Hoe: de ontwerpstrategie
Om te kunnen bepalen of een uitzicht een panorama is, moet voor ieder uitzicht worden afgedaald tot het schaalniveau waarop de componenten van het landschap herkenbaar zijn. De volgende vragen zijn dan: als een uitzicht een panorama is, hoe kan dit worden behouden of zelfs worden versterkt? En als het geen panorama is, hoe kun je er een maken?

Daarvoor bestaan twee strategieën:

  • 1. De consoliderende strategie probeert de bestaande plannen voor een gebied op een zodanige manier in te passen dat het panorama niet wordt aangetast. Dit nieuwe programma wordt als het ware verstopt op plekken in het gebied die vanaf de snelweg niet zichtbaar zijn. De mogelijkheden hiervoor verschillen per gebied, en zijn afhankelijk van de karakteristieken van het landschap en de aard van de plannen. Toch blijkt uit de studiegebieden dat in sommige gevallen een groot deel van het programma kan worden gerealiseerd, terwijl het bestaande panorama behouden blijft. Het resultaat is echter niet optimaal, omdat hierbij de kansen om het panorama ruimtelijk en economisch te versterken, niet worden benut.
  • 2. De versterkende variant biedt ruimtelijk gezien de beste optie voor het behoud van snelwegpanorama’s. Ten eerste wordt binnen deze variant waar mogelijk het programma van de gebiedspartijen geprojecteerd op locaties die het landschap en zijn componenten versterken. Bijvoorbeeld door woningbouw zo te plannen dat lijnelementen in het bestaande landschap worden benadrukt, of juist door geheel nieuwe ingrepen voor te stellen om het panorama aantrekkelijker te maken. Ruimtelijk is deze versterkende variant het meest interessant. In de praktijk zullen bestuurlijke, financiële en instrumentele hindernissen de volledige implementatie ervan echter kunnen hinderen. Bovendien zijn de kosten soms erg hoog, vooral bij ingrepen aan het wegtracé.
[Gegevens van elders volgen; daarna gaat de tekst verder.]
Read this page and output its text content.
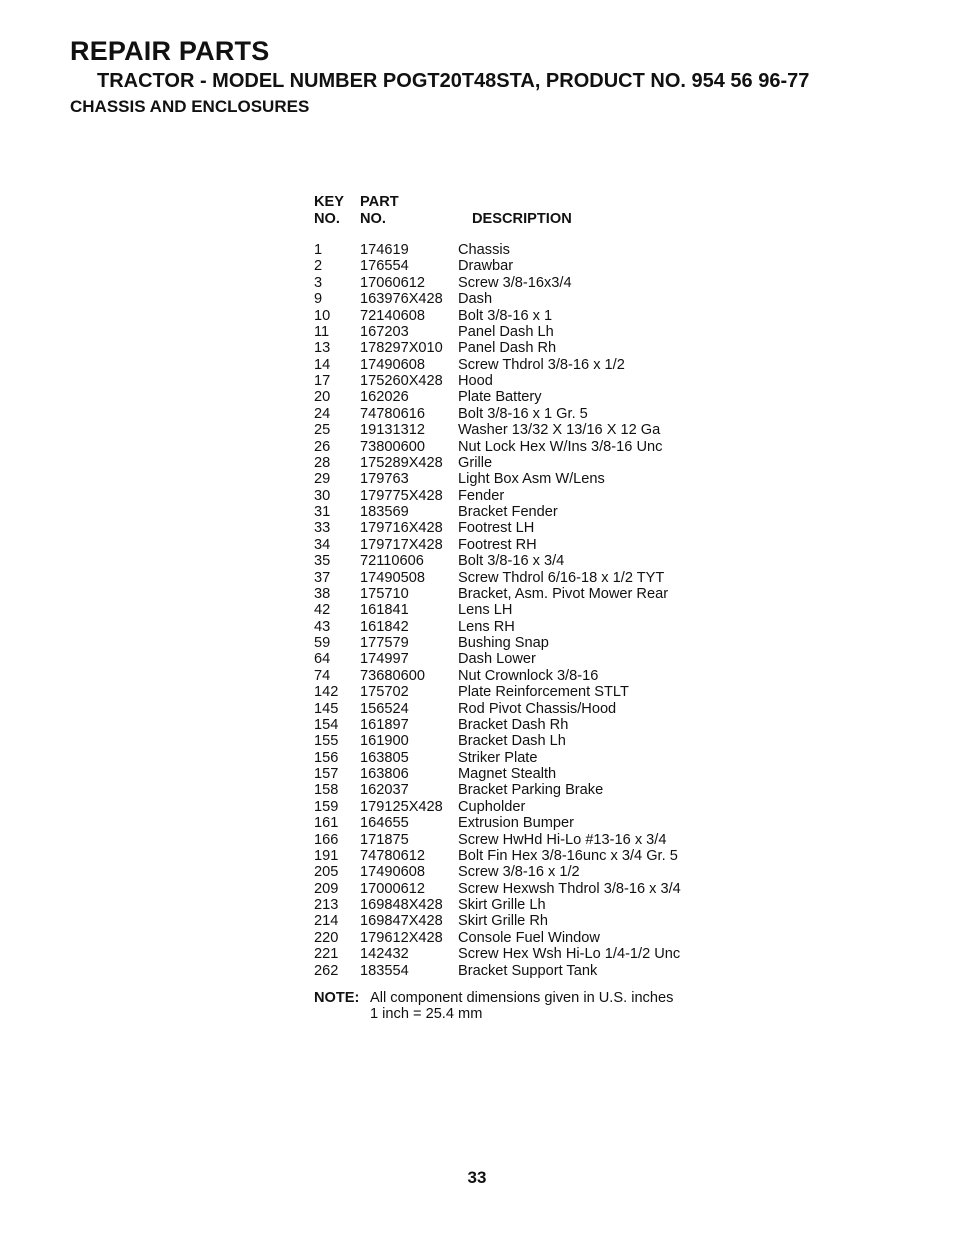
REPAIR PARTS
TRACTOR - MODEL NUMBER POGT20T48STA, PRODUCT NO. 954 56 96-77
CHASSIS AND ENCLOSURES
KEY
NO.
PART
NO.	DESCRIPTION
1	174619	Chassis
2	176554	Drawbar
3	17060612 Screw 3/8-16x3/4
9	163976X428 Dash
10 72140608 Bolt 3/8-16 x 1
11 167203	Panel Dash Lh
13 178297X010 Panel Dash Rh
14 17490608 Screw Thdrol 3/8-16 x 1/2
17 175260X428 Hood
20 162026	Plate Battery
24 74780616 Bolt 3/8-16 x 1 Gr. 5
25 19131312 Washer 13/32 X 13/16 X 12 Ga
26 73800600 Nut Lock Hex W/Ins 3/8-16 Unc
28 175289X428 Grille
29 179763	Light Box Asm W/Lens
30 179775X428 Fender
31 183569	Bracket Fender
33 179716X428 Footrest LH
34 179717X428 Footrest RH
35 72110606 Bolt 3/8-16 x 3/4
37 17490508 Screw Thdrol 6/16-18 x 1/2 TYT
38 175710	Bracket, Asm. Pivot Mower Rear
42 161841	Lens LH
43 161842	Lens RH
59 177579	Bushing Snap
64 174997	Dash Lower
74 73680600 Nut Crownlock 3/8-16
142 175702	Plate Reinforcement STLT
145 156524	Rod Pivot Chassis/Hood
154 161897	Bracket Dash Rh
155 161900	Bracket Dash Lh
156 163805	Striker Plate
157 163806	Magnet Stealth
158 162037	Bracket Parking Brake
159 179125X428 Cupholder
161 164655	Extrusion Bumper
166 171875	Screw HwHd Hi-Lo #13-16 x 3/4
191 74780612 Bolt Fin Hex 3/8-16unc x 3/4 Gr. 5
205 17490608 Screw 3/8-16 x 1/2
209 17000612 Screw Hexwsh Thdrol 3/8-16 x 3/4
213 169848X428 Skirt Grille Lh
214 169847X428 Skirt Grille Rh
220 179612X428 Console Fuel Window
221 142432	Screw Hex Wsh Hi-Lo 1/4-1/2 Unc
262 183554	Bracket Support Tank
NOTE: All component dimensions given in U.S. inches
1 inch = 25.4 mm
33
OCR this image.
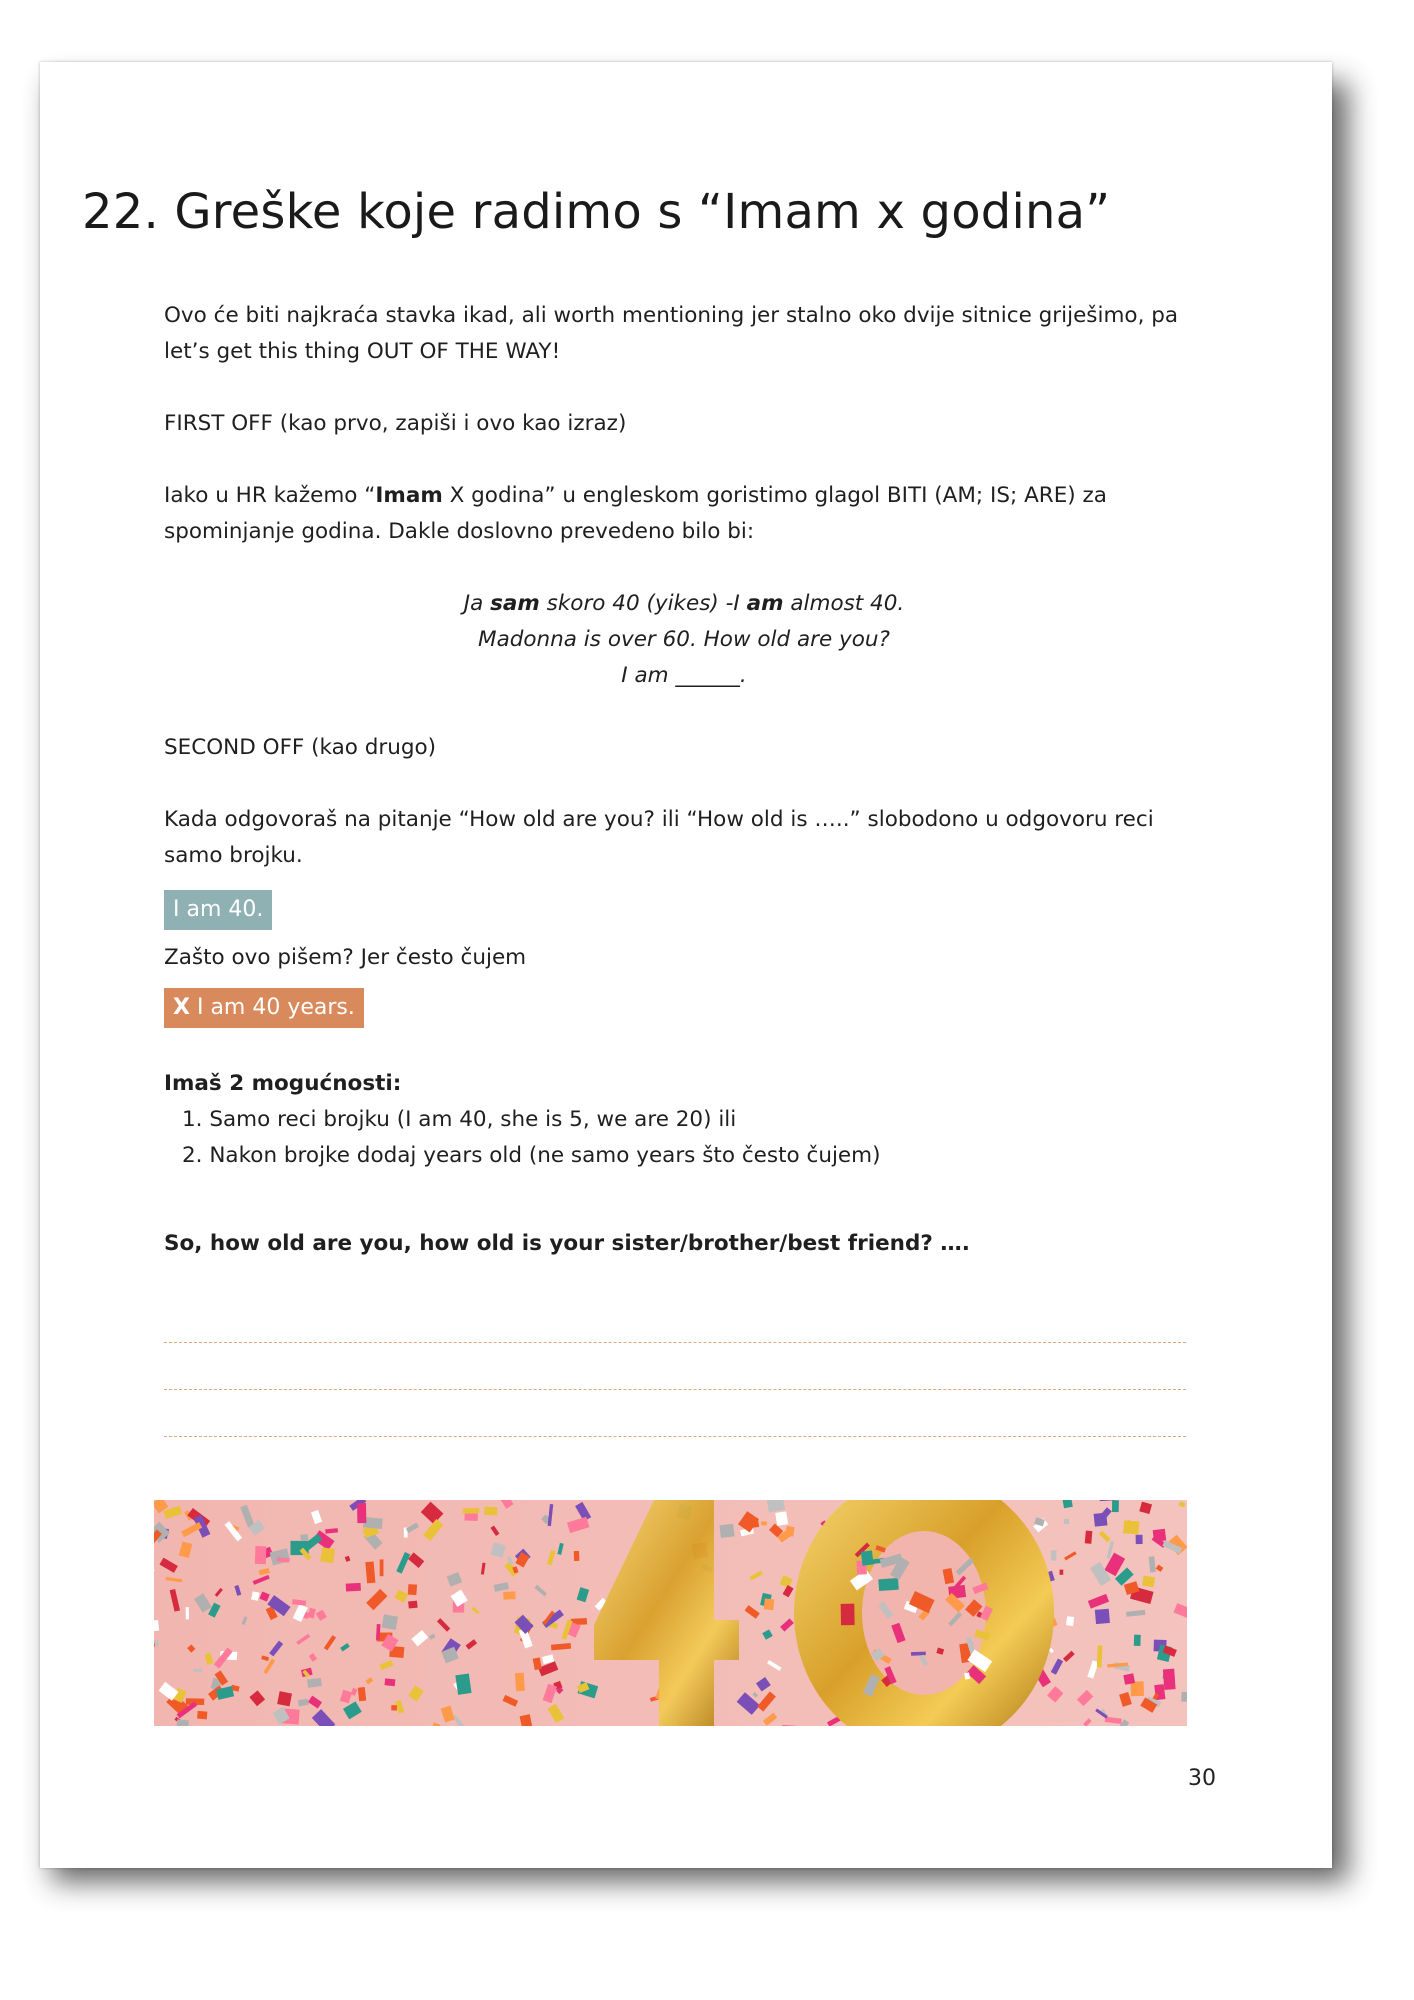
22. Greške koje radimo s “Imam x godina”

Ovo će biti najkraća stavka ikad, ali worth mentioning jer stalno oko dvije sitnice griješimo, pa let’s get this thing OUT OF THE WAY!

FIRST OFF (kao prvo, zapiši i ovo kao izraz)

Iako u HR kažemo “Imam X godina” u engleskom goristimo glagol BITI (AM; IS; ARE) za spominjanje godina. Dakle doslovno prevedeno bilo bi:

Ja sam skoro 40 (yikes) -I am almost 40.

Madonna is over 60. How old are you?

I am ______.

SECOND OFF (kao drugo)

Kada odgovoraš na pitanje “How old are you? ili “How old is …..” slobodono u odgovoru reci samo brojku.

I am 40.

Zašto ovo pišem? Jer često čujem

X I am 40 years.

Imaš 2 mogućnosti:

1. Samo reci brojku (I am 40, she is 5, we are 20) ili
2. Nakon brojke dodaj years old (ne samo years što često čujem)

So, how old are you, how old is your sister/brother/best friend? ….

30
De mogelijkheden tot behoud of versterking vallen per studiegebied anders uit. Eén ding is duidelijk: door een gebied op slot te zetten, worden ook plannen onmogelijk gemaakt die zouden kunnen worden ingepast zonder afbreuk te doen aan de kwaliteit van het panorama. Bovendien worden bij het conserveren van de bestaande situatie kansen gemist om het panorama te versterken. Het verwijderen van enkele bomen kan al een groot positief effect sorteren, en het realiseren van enkele landgoederen kan zowel economische als ruimtelijke dragers aan het panorama toevoegen. Om de kansen en kwaliteiten van de snelwegpanorama’s optimaal te benutten, zijn daarom in de meeste gevallen transformaties nodig.

Hoe: de bestuurlijke opgave
Het ontbreken van een duidelijke probleemeigenaar, de urgentie en simpelweg de nieuwigheid van het begrip ‘snelwegpanorama’ maken dat er een taak ligt voor het rijk om het behoud en de ontwikkeling van panorama’s te agenderen, te stimuleren en (bij) te sturen. Met het opstellen van een structuurvisie – deze zal in 2007 verschijnen – neemt het rijk hierbij het voortouw.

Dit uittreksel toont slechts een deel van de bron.